The existence of a single NameNode in a cluster greatly simplifies the architecture of the system. The NameNode is the arbitrator and repository for all HDFS metadata. The system is designed in such a way that user data never flows through the NameNode.

理解:HDFS是一个主从架构。一个HDFS集群只有一个NameNode,它是一个主服务器,负责管理文件系统命名空间和客户端对文件的访问。此外,这个集群还有很多的DataNode,经常是一个集群的每个节点中有一个DataNode,它们管理连接到它们所运行节点上的存储。HDFS上有了一个文件系统命名空间,允许用户数据存储到文件中。在内部,一个文件被分成一个或者多个块(block),这些块(数据块)存储在一组DataNode中。NameNode会执行文件系统命名空间的操作,比如打开、关闭、重命名文件和目录。它也决定了块和DataNode间的映射关系。DataNode负责为文件系统客户端提供读写的请求。同样它也要在NameNode的指导下进行块的创建,删除和复制。

HDFS是用Java构建的。典型的部署中,一台机器专门运行NameNode,然后集群中的其他机器们,每台运行一个DataNode。也有一台机器运行多个DataNode的情况,但是实际情况中几乎没有。

集群中只有一个NameNode极大的简化了系统架构。NameNode是决策者也是HDFS所有元数据的储存库。因为这种设计,用户数据从来不通过NameNode。

The File System Namespace

HDFS supports a traditional hierarchical file organization. A user or an application can create directories and store files inside these directories. The file system namespace hierarchy is similar to most other existing file systems; one can create and remove files, move a file from one directory to another, or rename a file. HDFS supports user quotas and access permissions. HDFS does not support hard links or soft links. However, the HDFS architecture does not preclude implementing these features.
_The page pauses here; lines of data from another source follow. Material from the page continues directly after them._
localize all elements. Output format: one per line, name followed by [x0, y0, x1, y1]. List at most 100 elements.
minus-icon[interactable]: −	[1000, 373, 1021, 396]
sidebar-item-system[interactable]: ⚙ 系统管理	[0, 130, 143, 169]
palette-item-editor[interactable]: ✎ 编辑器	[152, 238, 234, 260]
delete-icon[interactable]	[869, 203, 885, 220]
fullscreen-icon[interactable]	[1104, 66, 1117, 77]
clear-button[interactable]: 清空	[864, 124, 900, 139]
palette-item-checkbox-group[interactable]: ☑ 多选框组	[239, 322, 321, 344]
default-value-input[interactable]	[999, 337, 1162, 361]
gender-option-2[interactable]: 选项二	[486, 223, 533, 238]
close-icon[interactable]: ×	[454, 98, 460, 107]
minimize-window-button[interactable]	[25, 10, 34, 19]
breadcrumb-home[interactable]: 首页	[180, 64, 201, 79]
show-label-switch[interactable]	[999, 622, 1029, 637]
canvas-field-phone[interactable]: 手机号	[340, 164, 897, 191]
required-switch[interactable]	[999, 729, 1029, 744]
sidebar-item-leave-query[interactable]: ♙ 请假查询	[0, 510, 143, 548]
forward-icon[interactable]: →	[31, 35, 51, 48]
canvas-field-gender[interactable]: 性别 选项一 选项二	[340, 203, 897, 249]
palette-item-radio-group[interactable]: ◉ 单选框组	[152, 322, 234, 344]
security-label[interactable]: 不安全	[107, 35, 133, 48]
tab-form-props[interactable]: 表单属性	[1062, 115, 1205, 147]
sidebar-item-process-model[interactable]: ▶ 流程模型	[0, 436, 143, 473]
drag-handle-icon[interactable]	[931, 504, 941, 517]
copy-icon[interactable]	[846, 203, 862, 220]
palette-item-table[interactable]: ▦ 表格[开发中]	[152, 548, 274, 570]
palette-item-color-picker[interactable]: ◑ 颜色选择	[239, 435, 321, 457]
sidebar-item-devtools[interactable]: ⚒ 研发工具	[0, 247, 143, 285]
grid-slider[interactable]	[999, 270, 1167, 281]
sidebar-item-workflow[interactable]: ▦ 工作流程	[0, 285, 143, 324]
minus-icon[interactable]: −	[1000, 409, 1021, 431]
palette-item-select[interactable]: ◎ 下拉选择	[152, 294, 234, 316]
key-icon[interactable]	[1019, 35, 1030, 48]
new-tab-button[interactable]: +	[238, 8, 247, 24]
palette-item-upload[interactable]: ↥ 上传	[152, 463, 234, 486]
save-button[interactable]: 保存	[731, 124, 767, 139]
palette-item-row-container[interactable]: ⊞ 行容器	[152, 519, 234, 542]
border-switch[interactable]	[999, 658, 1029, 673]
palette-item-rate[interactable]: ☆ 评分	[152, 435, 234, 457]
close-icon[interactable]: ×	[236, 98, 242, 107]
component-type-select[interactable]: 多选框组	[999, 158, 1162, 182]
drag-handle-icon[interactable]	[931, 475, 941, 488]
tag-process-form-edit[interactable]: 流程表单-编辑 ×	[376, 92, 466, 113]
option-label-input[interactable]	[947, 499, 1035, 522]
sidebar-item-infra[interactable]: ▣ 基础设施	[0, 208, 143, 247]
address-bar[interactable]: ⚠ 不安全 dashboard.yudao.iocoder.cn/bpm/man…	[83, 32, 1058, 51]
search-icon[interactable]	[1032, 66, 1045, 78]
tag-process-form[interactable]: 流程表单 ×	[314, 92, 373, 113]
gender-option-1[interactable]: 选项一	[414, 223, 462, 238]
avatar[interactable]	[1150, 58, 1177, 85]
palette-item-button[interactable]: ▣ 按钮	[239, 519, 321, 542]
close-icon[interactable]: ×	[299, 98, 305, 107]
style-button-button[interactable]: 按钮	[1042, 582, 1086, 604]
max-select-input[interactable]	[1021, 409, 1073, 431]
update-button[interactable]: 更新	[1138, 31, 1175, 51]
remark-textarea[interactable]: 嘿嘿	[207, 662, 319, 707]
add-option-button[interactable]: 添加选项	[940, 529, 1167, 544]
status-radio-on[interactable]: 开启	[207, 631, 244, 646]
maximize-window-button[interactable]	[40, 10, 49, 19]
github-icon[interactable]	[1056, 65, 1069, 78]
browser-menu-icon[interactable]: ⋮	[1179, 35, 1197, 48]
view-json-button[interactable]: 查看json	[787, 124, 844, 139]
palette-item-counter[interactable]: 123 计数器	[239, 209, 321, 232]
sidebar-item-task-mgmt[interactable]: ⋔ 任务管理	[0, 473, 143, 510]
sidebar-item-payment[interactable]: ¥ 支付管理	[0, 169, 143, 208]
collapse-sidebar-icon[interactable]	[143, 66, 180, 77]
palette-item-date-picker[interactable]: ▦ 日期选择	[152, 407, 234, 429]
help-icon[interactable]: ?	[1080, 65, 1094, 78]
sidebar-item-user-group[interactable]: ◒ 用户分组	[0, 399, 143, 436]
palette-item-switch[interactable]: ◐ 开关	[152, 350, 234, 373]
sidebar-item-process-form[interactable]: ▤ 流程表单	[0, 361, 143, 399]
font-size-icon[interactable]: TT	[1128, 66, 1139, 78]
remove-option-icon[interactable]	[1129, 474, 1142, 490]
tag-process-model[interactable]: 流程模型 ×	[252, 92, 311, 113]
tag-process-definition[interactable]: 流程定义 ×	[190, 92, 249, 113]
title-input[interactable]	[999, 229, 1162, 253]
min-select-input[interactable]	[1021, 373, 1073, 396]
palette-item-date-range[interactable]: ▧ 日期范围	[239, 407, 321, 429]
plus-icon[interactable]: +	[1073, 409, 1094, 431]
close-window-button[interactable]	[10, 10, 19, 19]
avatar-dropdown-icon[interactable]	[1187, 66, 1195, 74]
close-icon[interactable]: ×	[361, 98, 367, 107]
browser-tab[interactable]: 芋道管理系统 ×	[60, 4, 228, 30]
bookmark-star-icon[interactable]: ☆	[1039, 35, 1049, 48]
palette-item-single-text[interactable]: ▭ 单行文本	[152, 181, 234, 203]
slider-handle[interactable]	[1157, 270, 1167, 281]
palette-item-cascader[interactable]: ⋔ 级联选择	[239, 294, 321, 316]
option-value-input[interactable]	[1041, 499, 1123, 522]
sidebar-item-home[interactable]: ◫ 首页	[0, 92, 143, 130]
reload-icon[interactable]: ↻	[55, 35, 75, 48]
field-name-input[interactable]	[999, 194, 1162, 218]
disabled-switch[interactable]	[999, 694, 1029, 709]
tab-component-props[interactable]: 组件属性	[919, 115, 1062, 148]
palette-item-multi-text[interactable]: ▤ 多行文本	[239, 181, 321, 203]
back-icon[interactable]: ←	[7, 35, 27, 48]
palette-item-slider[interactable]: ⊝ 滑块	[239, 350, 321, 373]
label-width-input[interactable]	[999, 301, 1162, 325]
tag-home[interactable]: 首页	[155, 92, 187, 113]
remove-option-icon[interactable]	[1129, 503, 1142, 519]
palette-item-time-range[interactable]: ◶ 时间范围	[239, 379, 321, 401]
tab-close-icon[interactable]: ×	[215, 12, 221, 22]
While HDFS follows naming convention of the FileSystem, some paths and names (e.g. /.reserved and .snapshot ) are reserved. Features such as transparent encryption and snapshot use reserved paths.

The NameNode maintains the file system namespace. Any change to the file system namespace or its properties is recorded by the NameNode. An application can specify the number of replicas of a file that should be maintained by HDFS. The number of copies of a file is called the replication factor of that file. This information is stored by the NameNode.

理解:HDFS支持传统的分级文件结构(详见PC)。HDFS不支持硬链接和软连接,但是可以实现。NameNode维护文件系统命名空间。HDFS要维护多少副本数量,这个复制因子(拷贝数)就存在NameNode中。

Data Replication

HDFS is designed to reliably store very large files across machines in a large cluster. It stores each file as a sequence of blocks. The blocks of a file are replicated for fault tolerance. The block size and replication factor are configurable per file.

All blocks in a file except the last block are the same size, while users can start a new block without filling out the last block to the configured block size after the support for variable length block was added to append and hsync.

An application can specify the number of replicas of a file. The replication factor can be specified at file creation time and can be changed later. Files in HDFS are write-once (except for appends and truncates) and have strictly one writer at any time.

The NameNode makes all decisions regarding replication of blocks. It periodically receives a Heartbeat and a Blockreport from each of the DataNodes in the cluster. Receipt of a Heartbeat implies that the DataNode is functioning properly. A Blockreport contains a list of all blocks on a DataNode.

理解:HDFS存储每个文件都是一连串的块(block)。为了容错,每个块会被复制。每个文件中 块的大小和复制因子都是可以配置的。

一个文件中的所有块,除了最后一块,大小都是相同的。由于现在支持了追加和同步,导致块的长度可变,所以用户可以用一个新的块去存储,而不需要去填最后一个块剩下的。

复制因子可以在文件创建时指定,也可以在之后进行修改。由于HDFS中的文件是写入一次(之前有提及),所以任何时候都严格要求只有一个写入器。

NameNode定期接收集群内每个DataNode的心跳(Heartbeat)和块报告(Blockreport)。收到心跳表示DataNode正常工作。Blockreport包含一个DataNode上所有块的列表。

Replica Placement: The First Baby Steps

The placement of replicas is critical to HDFS reliability and performance. Optimizing replica placement distinguishes HDFS from most other distributed file systems. This is a feature that needs lots of tuning and experience. The purpose of a rack-aware replica placement policy is to improve data reliability, availability, and network bandwidth utilization. The current implementation for the replica placement policy is a first effort in this direction. The short-term goals of implementing this policy are to validate it on production systems, learn more about its behavior, and build a foundation to test and research more sophisticated policies.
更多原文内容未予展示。